Anyway, Jordie was out there lost in his canine exploits and I was leaning against the doorframe looking like a cast member of The Walking Dead.

It was pretty evident that what I needed to do in this particular instance was just sit down. I mean, come on, there was a sofa and a love seat right there behind me, but instead, for some reason I stepped out onto the patio and noticed it was pretty warm outside. There was a metal patio chair there; the kind that reclines, so I slid that bad boy back into near-horizontal position and stretched out on it, this even though there were no cushions or other form of padding on the chair.

“I’ll just stretch out here for a minute or two until he comes back to the door,” I told myself.

That’s the last thing I remember before I woke up and discovered it was no longer dark outside. The sun was shining and the sounds of morning were all around me. I wasn’t quite sure yet if this was a dream or if there had been some form of physical confrontation, perhaps with aliens.

I slowly started moving around and began to recognize the surroundings. I checked all my joints and limbs and nothing was broken. If there had been a struggle, I had prevailed. Take that, you aliens.

My stirring woke up Jordie, who has curled up against my back. He responded with his patented half-whimper that he usually incorporates to greet the mornings. He’s like me. He’s not a morning person either; or in this case a “morning dog.”

As my thought patterns and memory synapses began to energize, I suddenly became aware that I had spent the night out there on that cushion-less piece of patio furniture.

“Wow,” I said to myself, “I must have really been out of it.”

What’s the reason for this mind-numbing, boring, seemingly pointless story, you ask?

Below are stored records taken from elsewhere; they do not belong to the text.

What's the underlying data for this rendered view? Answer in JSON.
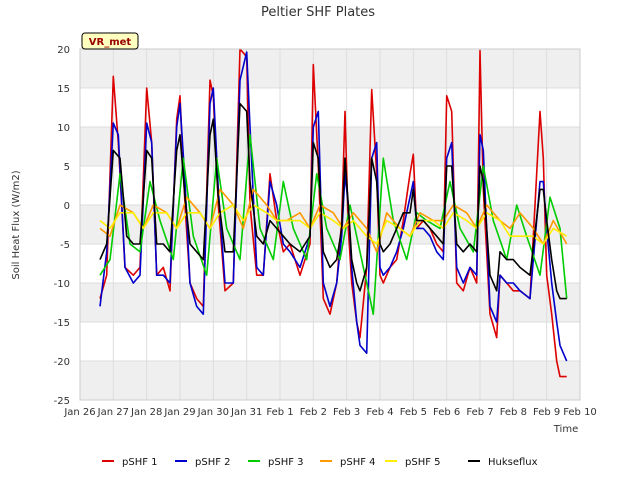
{
  "chart_data": {
    "type": "line",
    "title": "Peltier SHF Plates",
    "xlabel": "Time",
    "ylabel": "Soil Heat Flux (W/m2)",
    "annotation": "VR_met",
    "ylim": [
      -25,
      20
    ],
    "xlim": [
      0,
      15
    ],
    "yticks": [
      20,
      15,
      10,
      5,
      0,
      -5,
      -10,
      -15,
      -20,
      -25
    ],
    "xtick_labels": [
      "Jan 26",
      "Jan 27",
      "Jan 28",
      "Jan 29",
      "Jan 30",
      "Jan 31",
      "Feb 1",
      "Feb 2",
      "Feb 3",
      "Feb 4",
      "Feb 5",
      "Feb 6",
      "Feb 7",
      "Feb 8",
      "Feb 9",
      "Feb 10"
    ],
    "grid": true,
    "legend_position": "bottom",
    "bands": [
      [
        15,
        20
      ],
      [
        5,
        10
      ],
      [
        -5,
        0
      ],
      [
        -15,
        -10
      ],
      [
        -25,
        -20
      ]
    ],
    "series": [
      {
        "name": "pSHF 1",
        "color": "#dd0000",
        "x": [
          0.6,
          0.8,
          1.0,
          1.15,
          1.35,
          1.6,
          1.8,
          2.0,
          2.15,
          2.3,
          2.5,
          2.7,
          2.9,
          3.0,
          3.15,
          3.3,
          3.5,
          3.7,
          3.9,
          4.0,
          4.15,
          4.35,
          4.6,
          4.8,
          5.0,
          5.1,
          5.3,
          5.5,
          5.7,
          5.9,
          6.1,
          6.3,
          6.6,
          6.9,
          7.0,
          7.15,
          7.3,
          7.5,
          7.7,
          7.85,
          7.95,
          8.05,
          8.15,
          8.3,
          8.4,
          8.6,
          8.75,
          8.9,
          9.0,
          9.1,
          9.3,
          9.5,
          9.7,
          9.9,
          10.0,
          10.1,
          10.3,
          10.5,
          10.7,
          10.9,
          11.0,
          11.15,
          11.3,
          11.5,
          11.7,
          11.9,
          12.0,
          12.1,
          12.3,
          12.5,
          12.6,
          12.8,
          13.0,
          13.2,
          13.5,
          13.8,
          13.9,
          14.0,
          14.15,
          14.3,
          14.4,
          14.5,
          14.6
        ],
        "y": [
          -12,
          -9,
          16.5,
          8,
          -8,
          -9,
          -8,
          15,
          8,
          -9,
          -8,
          -11,
          11,
          14,
          0,
          -10,
          -12,
          -13,
          16,
          14,
          0,
          -11,
          -10,
          20,
          19,
          0,
          -9,
          -9,
          4,
          -2,
          -6,
          -5,
          -9,
          -5,
          18,
          5,
          -12,
          -14,
          -10,
          -2,
          12,
          -3,
          -10,
          -15,
          -17,
          -8,
          14.8,
          4,
          -9,
          -10,
          -8,
          -7,
          -2,
          4,
          6.5,
          -3,
          -2,
          -3,
          -5,
          -6,
          14,
          12,
          -10,
          -11,
          -8,
          -10,
          19.8,
          2,
          -14,
          -17,
          -9,
          -10,
          -11,
          -11,
          -12,
          12,
          6,
          -9,
          -14,
          -20,
          -22,
          -22,
          -22
        ]
      },
      {
        "name": "pSHF 2",
        "color": "#0000cc",
        "x": [
          0.6,
          0.8,
          1.0,
          1.15,
          1.35,
          1.6,
          1.8,
          2.0,
          2.15,
          2.3,
          2.5,
          2.7,
          2.9,
          3.0,
          3.15,
          3.3,
          3.5,
          3.7,
          3.9,
          4.0,
          4.15,
          4.35,
          4.6,
          4.8,
          5.0,
          5.1,
          5.3,
          5.5,
          5.7,
          5.9,
          6.1,
          6.3,
          6.6,
          6.9,
          7.0,
          7.15,
          7.3,
          7.5,
          7.7,
          7.85,
          7.95,
          8.05,
          8.15,
          8.3,
          8.4,
          8.6,
          8.75,
          8.9,
          9.0,
          9.1,
          9.3,
          9.5,
          9.7,
          9.9,
          10.0,
          10.1,
          10.3,
          10.5,
          10.7,
          10.9,
          11.0,
          11.15,
          11.3,
          11.5,
          11.7,
          11.9,
          12.0,
          12.1,
          12.3,
          12.5,
          12.6,
          12.8,
          13.0,
          13.2,
          13.5,
          13.8,
          13.9,
          14.0,
          14.15,
          14.3,
          14.4,
          14.5,
          14.6
        ],
        "y": [
          -13,
          -6,
          10.5,
          9,
          -8,
          -10,
          -9,
          10.5,
          8,
          -9,
          -9,
          -10,
          10,
          13,
          3,
          -10,
          -13,
          -14,
          13,
          15,
          2,
          -10,
          -10,
          16,
          19.6,
          10,
          -8,
          -9,
          3,
          0,
          -5,
          -6,
          -8,
          -4,
          10,
          12,
          -10,
          -13,
          -10,
          -4,
          4,
          0,
          -8,
          -15,
          -18,
          -19,
          6,
          8,
          -8,
          -9,
          -8,
          -6,
          -3,
          1,
          3,
          -3,
          -3,
          -4,
          -6,
          -7,
          6,
          8,
          -8,
          -10,
          -8,
          -9,
          9,
          7,
          -13,
          -15,
          -9,
          -10,
          -10,
          -11,
          -12,
          3,
          3,
          -3,
          -10,
          -15,
          -18,
          -19,
          -20
        ]
      },
      {
        "name": "pSHF 3",
        "color": "#00cc00",
        "x": [
          0.6,
          0.9,
          1.2,
          1.5,
          1.8,
          2.1,
          2.4,
          2.8,
          3.1,
          3.4,
          3.8,
          4.1,
          4.4,
          4.8,
          5.1,
          5.4,
          5.8,
          6.1,
          6.4,
          6.8,
          7.1,
          7.4,
          7.8,
          8.1,
          8.4,
          8.8,
          9.1,
          9.4,
          9.8,
          10.1,
          10.4,
          10.8,
          11.1,
          11.4,
          11.8,
          12.1,
          12.4,
          12.8,
          13.1,
          13.4,
          13.8,
          14.1,
          14.4,
          14.6
        ],
        "y": [
          -9,
          -7,
          4,
          -5,
          -6,
          3,
          -2,
          -7,
          6,
          -4,
          -9,
          6,
          -3,
          -7,
          9,
          -3,
          -7,
          3,
          -3,
          -7,
          4,
          -3,
          -7,
          0,
          -6,
          -14,
          6,
          -2,
          -7,
          -1,
          -2,
          -3,
          3,
          -3,
          -6,
          5,
          -2,
          -7,
          0,
          -4,
          -9,
          1,
          -3,
          -12
        ]
      },
      {
        "name": "pSHF 4",
        "color": "#ff9900",
        "x": [
          0.6,
          0.9,
          1.2,
          1.6,
          1.9,
          2.2,
          2.6,
          2.9,
          3.2,
          3.6,
          3.9,
          4.2,
          4.6,
          4.9,
          5.2,
          5.6,
          5.9,
          6.2,
          6.6,
          6.9,
          7.2,
          7.6,
          7.9,
          8.2,
          8.6,
          8.9,
          9.2,
          9.6,
          9.9,
          10.2,
          10.6,
          10.9,
          11.2,
          11.6,
          11.9,
          12.2,
          12.6,
          12.9,
          13.2,
          13.6,
          13.9,
          14.2,
          14.6
        ],
        "y": [
          -3,
          -4,
          0,
          -1,
          -3,
          0,
          -1,
          -3,
          1,
          -1,
          -3,
          2,
          0,
          -3,
          2,
          0,
          -2,
          -2,
          -1,
          -3,
          0,
          -1,
          -3,
          -1,
          -3,
          -6,
          -1,
          -3,
          -4,
          -1,
          -2,
          -2,
          0,
          -1,
          -3,
          0,
          -2,
          -3,
          -1,
          -3,
          -5,
          -2,
          -5
        ]
      },
      {
        "name": "pSHF 5",
        "color": "#ffee00",
        "x": [
          0.6,
          0.9,
          1.2,
          1.6,
          1.9,
          2.2,
          2.6,
          2.9,
          3.2,
          3.6,
          3.9,
          4.2,
          4.6,
          4.9,
          5.2,
          5.6,
          5.9,
          6.2,
          6.6,
          6.9,
          7.2,
          7.6,
          7.9,
          8.2,
          8.6,
          8.9,
          9.2,
          9.6,
          9.9,
          10.2,
          10.6,
          10.9,
          11.2,
          11.6,
          11.9,
          12.2,
          12.6,
          12.9,
          13.2,
          13.6,
          13.9,
          14.2,
          14.6
        ],
        "y": [
          -2,
          -3,
          -1,
          -1,
          -3,
          -1,
          -1,
          -3,
          -1,
          -1,
          -3,
          -1,
          0,
          -2,
          0,
          -1,
          -2,
          -2,
          -2,
          -3,
          -1,
          -2,
          -3,
          -2,
          -4,
          -5,
          -2,
          -3,
          -4,
          -2,
          -2,
          -3,
          -1,
          -2,
          -3,
          -1,
          -2,
          -4,
          -4,
          -4,
          -5,
          -3,
          -4
        ]
      },
      {
        "name": "Hukseflux",
        "color": "#000000",
        "x": [
          0.6,
          0.8,
          1.0,
          1.2,
          1.4,
          1.6,
          1.8,
          2.0,
          2.15,
          2.3,
          2.5,
          2.7,
          2.9,
          3.0,
          3.15,
          3.3,
          3.5,
          3.7,
          3.9,
          4.0,
          4.15,
          4.35,
          4.6,
          4.8,
          5.0,
          5.1,
          5.3,
          5.5,
          5.7,
          5.9,
          6.1,
          6.3,
          6.6,
          6.9,
          7.0,
          7.15,
          7.3,
          7.5,
          7.7,
          7.85,
          7.95,
          8.05,
          8.15,
          8.3,
          8.4,
          8.6,
          8.75,
          8.9,
          9.0,
          9.1,
          9.3,
          9.5,
          9.7,
          9.9,
          10.0,
          10.1,
          10.3,
          10.5,
          10.7,
          10.9,
          11.0,
          11.15,
          11.3,
          11.5,
          11.7,
          11.9,
          12.0,
          12.1,
          12.3,
          12.5,
          12.6,
          12.8,
          13.0,
          13.2,
          13.5,
          13.8,
          13.9,
          14.0,
          14.15,
          14.3,
          14.4,
          14.5,
          14.6
        ],
        "y": [
          -7,
          -5,
          7,
          6,
          -4,
          -5,
          -5,
          7,
          6,
          -5,
          -5,
          -6,
          7,
          9,
          1,
          -5,
          -6,
          -7,
          9,
          11,
          1,
          -6,
          -6,
          13,
          12,
          3,
          -4,
          -5,
          -2,
          -3,
          -4,
          -5,
          -6,
          -4,
          8,
          6,
          -6,
          -8,
          -7,
          -3,
          6,
          0,
          -7,
          -10,
          -11,
          -8,
          6,
          3,
          -5,
          -6,
          -5,
          -3,
          -1,
          -1,
          2,
          -2,
          -2,
          -3,
          -4,
          -5,
          5,
          5,
          -5,
          -6,
          -5,
          -6,
          5,
          3,
          -9,
          -11,
          -6,
          -7,
          -7,
          -8,
          -9,
          2,
          2,
          -2,
          -7,
          -11,
          -12,
          -12,
          -12
        ]
      }
    ]
  }
}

Well, first of all, if you’ve read this far, thank you so much. And second of all, when I came to that new 3-way stop at Pacolet Highway and Oneal Street the other morning, I couldn’t help but remember how tired I was on the night I’ve just described. I began to try and figure out what in the world went wrong when someone or perhaps a group of persons decided it would be a grand idea to make that a 3-way stop.

Actually, I didn’t begin to try and figure it out on that day. The fact is I’ve been trying to figure it out since the first day I learned of it. Remember when I said I thought I was a relatively intelligent fellow who could figure things out? Well, this is one that I can’t.

The best I can figure is that when they (whoever “they” are) met and decided to make this traffic change, they must have been extremely tired, perhaps even to the point of exhaustion, much like my fatigue factor was the night I slept on the patio chair. They needed to make a decision and, in their heavily sleepy condition, this is the best they could come up with.

It’s the only thing that makes sense to me. So the moral of this story, if it has one, is to make sure you get a good night’s sleep every night, or at least make sure your patio furniture has cushions on them.